Então, me destruam, logo que puderem. Deixem apenas o que sobrar de pé. Esse sou eu, de verdade, por baixo do manto da infância: humano, em demasia, com a cicatriz como troféu. Me perdoem, aos poucos pelas minhas falhas. Reclamem, me cobrem, me acusem. E, então, escutem meu conselho, porque também sei ensinar.
E sei pelas porradas. Tive pouca orientação e muita teimosia. Em algumas coisas acertei, em outras errei feio. Escrevo essa carta para vocês lerem no futuro, sobre coisas que gostaria de ter sabido quando tive que caminhar sozinho. São conselhos pra vocês lerem de vez em quando. Pode ser que ajudem em suas buscas.
Pra começar, saibam que seus corpos são tudo o que vocês tem: trate-os com essa importância. Seu corpo é você, não uma coisa que te abriga e te leva pra lá e cá. Suas reservas são limitadas e vocês vão morrer. Nascer foi a melhor coisa que já lhes aconteceu, queiram ficar aqui o maior tempo possível, da melhor forma possível. A ideia por trás disso é simples: quanto mais tempo com mais qualidade, mais experiências relevantes vocês terão. Haverá fases de excessos e de forçar limites. Mas pautar toda a vida em uma morte heroica ou uma morte autodestrutiva só é bom em livros e filmes.
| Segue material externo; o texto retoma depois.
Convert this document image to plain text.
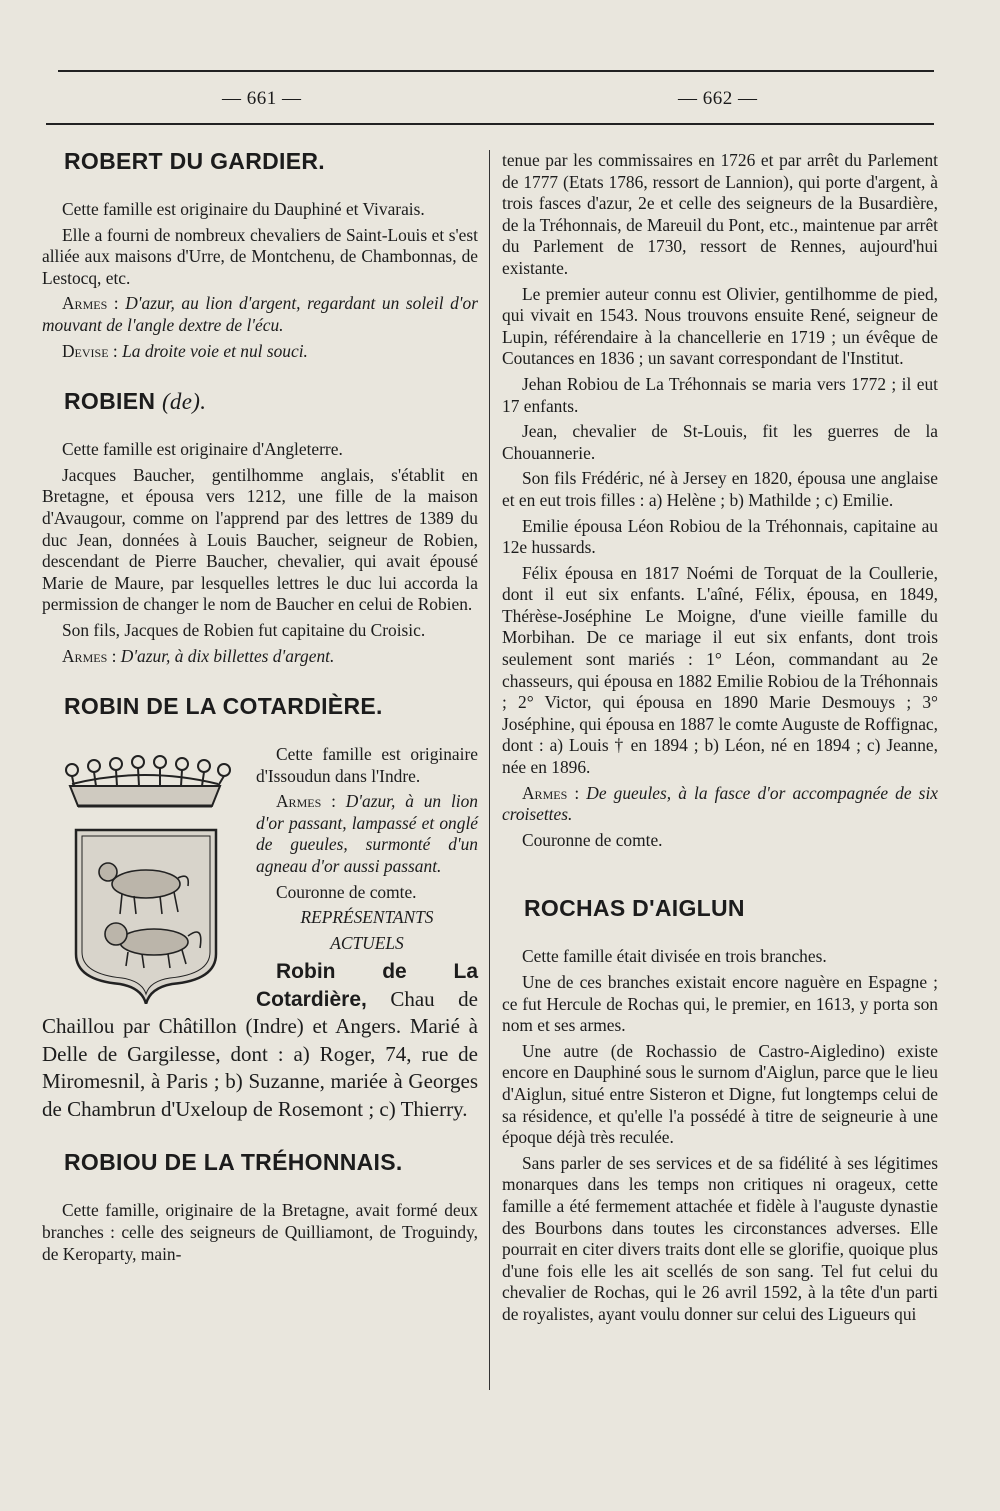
— 661 —	— 662 —
ROBERT DU GARDIER.

Cette famille est originaire du Dauphiné et Vivarais.

Elle a fourni de nombreux chevaliers de Saint-Louis et s'est alliée aux maisons d'Urre, de Montchenu, de Chambonnas, de Lestocq, etc.

Armes : D'azur, au lion d'argent, regardant un soleil d'or mouvant de l'angle dextre de l'écu.

Devise : La droite voie et nul souci.

ROBIEN (de).

Cette famille est originaire d'Angleterre.

Jacques Baucher, gentilhomme anglais, s'établit en Bretagne, et épousa vers 1212, une fille de la maison d'Avaugour, comme on l'apprend par des lettres de 1389 du duc Jean, données à Louis Baucher, seigneur de Robien, descendant de Pierre Baucher, chevalier, qui avait épousé Marie de Maure, par lesquelles lettres le duc lui accorda la permission de changer le nom de Baucher en celui de Robien.

Son fils, Jacques de Robien fut capitaine du Croisic.

Armes : D'azur, à dix billettes d'argent.

ROBIN DE LA COTARDIÈRE.

Cette famille est originaire d'Issoudun dans l'Indre.

Armes : D'azur, à un lion d'or passant, lampassé et onglé de gueules, surmonté d'un agneau d'or aussi passant.

Couronne de comte.

REPRÉSENTANTS

ACTUELS

Robin de La Cotardière, Chau de Chaillou par Châtillon (Indre) et Angers. Marié à Delle de Gargilesse, dont : a) Roger, 74, rue de Miromesnil, à Paris ; b) Suzanne, mariée à Georges de Chambrun d'Uxeloup de Rosemont ; c) Thierry.

ROBIOU DE LA TRÉHONNAIS.

Cette famille, originaire de la Bretagne, avait formé deux branches : celle des seigneurs de Quilliamont, de Troguindy, de Keroparty, main-

tenue par les commissaires en 1726 et par arrêt du Parlement de 1777 (Etats 1786, ressort de Lannion), qui porte d'argent, à trois fasces d'azur, 2e et celle des seigneurs de la Busardière, de la Tréhonnais, de Mareuil du Pont, etc., maintenue par arrêt du Parlement de 1730, ressort de Rennes, aujourd'hui existante.

Le premier auteur connu est Olivier, gentilhomme de pied, qui vivait en 1543. Nous trouvons ensuite René, seigneur de Lupin, référendaire à la chancellerie en 1719 ; un évêque de Coutances en 1836 ; un savant correspondant de l'Institut.

Jehan Robiou de La Tréhonnais se maria vers 1772 ; il eut 17 enfants.

Jean, chevalier de St-Louis, fit les guerres de la Chouannerie.

Son fils Frédéric, né à Jersey en 1820, épousa une anglaise et en eut trois filles : a) Helène ; b) Mathilde ; c) Emilie.

Emilie épousa Léon Robiou de la Tréhonnais, capitaine au 12e hussards.

Félix épousa en 1817 Noémi de Torquat de la Coullerie, dont il eut six enfants. L'aîné, Félix, épousa, en 1849, Thérèse-Joséphine Le Moigne, d'une vieille famille du Morbihan. De ce mariage il eut six enfants, dont trois seulement sont mariés : 1° Léon, commandant au 2e chasseurs, qui épousa en 1882 Emilie Robiou de la Tréhonnais ; 2° Victor, qui épousa en 1890 Marie Desmouys ; 3° Joséphine, qui épousa en 1887 le comte Auguste de Roffignac, dont : a) Louis † en 1894 ; b) Léon, né en 1894 ; c) Jeanne, née en 1896.

Armes : De gueules, à la fasce d'or accompagnée de six croisettes.

Couronne de comte.

ROCHAS D'AIGLUN

Cette famille était divisée en trois branches.

Une de ces branches existait encore naguère en Espagne ; ce fut Hercule de Rochas qui, le premier, en 1613, y porta son nom et ses armes.

Une autre (de Rochassio de Castro-Aigledino) existe encore en Dauphiné sous le surnom d'Aiglun, parce que le lieu d'Aiglun, situé entre Sisteron et Digne, fut longtemps celui de sa résidence, et qu'elle l'a possédé à titre de seigneurie à une époque déjà très reculée.

Sans parler de ses services et de sa fidélité à ses légitimes monarques dans les temps non critiques ni orageux, cette famille a été fermement attachée et fidèle à l'auguste dynastie des Bourbons dans toutes les circonstances adverses. Elle pourrait en citer divers traits dont elle se glorifie, quoique plus d'une fois elle les ait scellés de son sang. Tel fut celui du chevalier de Rochas, qui le 26 avril 1592, à la tête d'un parti de royalistes, ayant voulu donner sur celui des Ligueurs qui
E então amem, amem até doer. Na vida, a bem dizer, o troço todo gira em torno disso. Amem em vários níveis, várias pessoas. Fiquem abertos para recebe-las e deixa-las ir. Usem esse amor pra deixar a vida lhes trespassar. Não depositem toda a sua subjetividade e seu afeto em uma única pessoa, deixem tudo isso entrar em movimento. Explicando assim parece bobagem. Mas, sempre que acontecer, vocês vão perceber. É mágico.
Mas busquem o sagrado. E isso não é algo religioso, se escolherem não ter religião. Também não é sobre preencher vazios, é sobre acrescentar aos conteúdos. Entendam que o invisível só não pode ser visto, mas pode ser tocado, aspirado, mordido, ouvido. Negá-lo como um todo é simples ignorância. Façam dos seus o seu sagrado. Façam da música e da dança um sagrado. Seja o que for, escolham, adotem e vejam além. Sensivelmente. Isso é sacralizar. Uma parte – bonita ou não – do mundo se desacortina assim. Pura loucura.
E vocês sempre serão o resultado do que decidirem e viverão consequências do que os outros escolheram antes. Com exceção do mal físico que outros decidirem causar em vocês, tudo o mais será por suas culpas. Não serão vítimas, só vão arcar com os frutos ou consequências – às vezes, se paga, às vezes se recebe. Não se pautem pelo mote de que de todo o mal vem um mal e de todo o bem vem um bem; isso é infantilidade. Só vejam que a vida tem muitas arapucas, e escapem de quantas puderem. E ninguém lhes deve nada de antemão, só aquilo que conquistaram. O orgulho se anuncia de forma mais explicita, só não caiam nessa. Cada dia duvidando disso é um canto de sereia.
Por isso, cuidem de suas finanças, desde o primeiro salário. O mundo já é cruel nisso hoje e o futuro de vocês será mais difícil que o meu nesse sentido. Muito esforço é feito para lhes separar do seu suado dinheiro sem lhes dar nada de útil em troca. Não projetem seu valor de pessoas em coisas; deixem as coisas serem apenas isso, com seu valor relativo e nada mais. Gastem muito com as experiências, mas se previnam, ao mesmo tempo, para a velhice, pois ela pode fragilizá-los.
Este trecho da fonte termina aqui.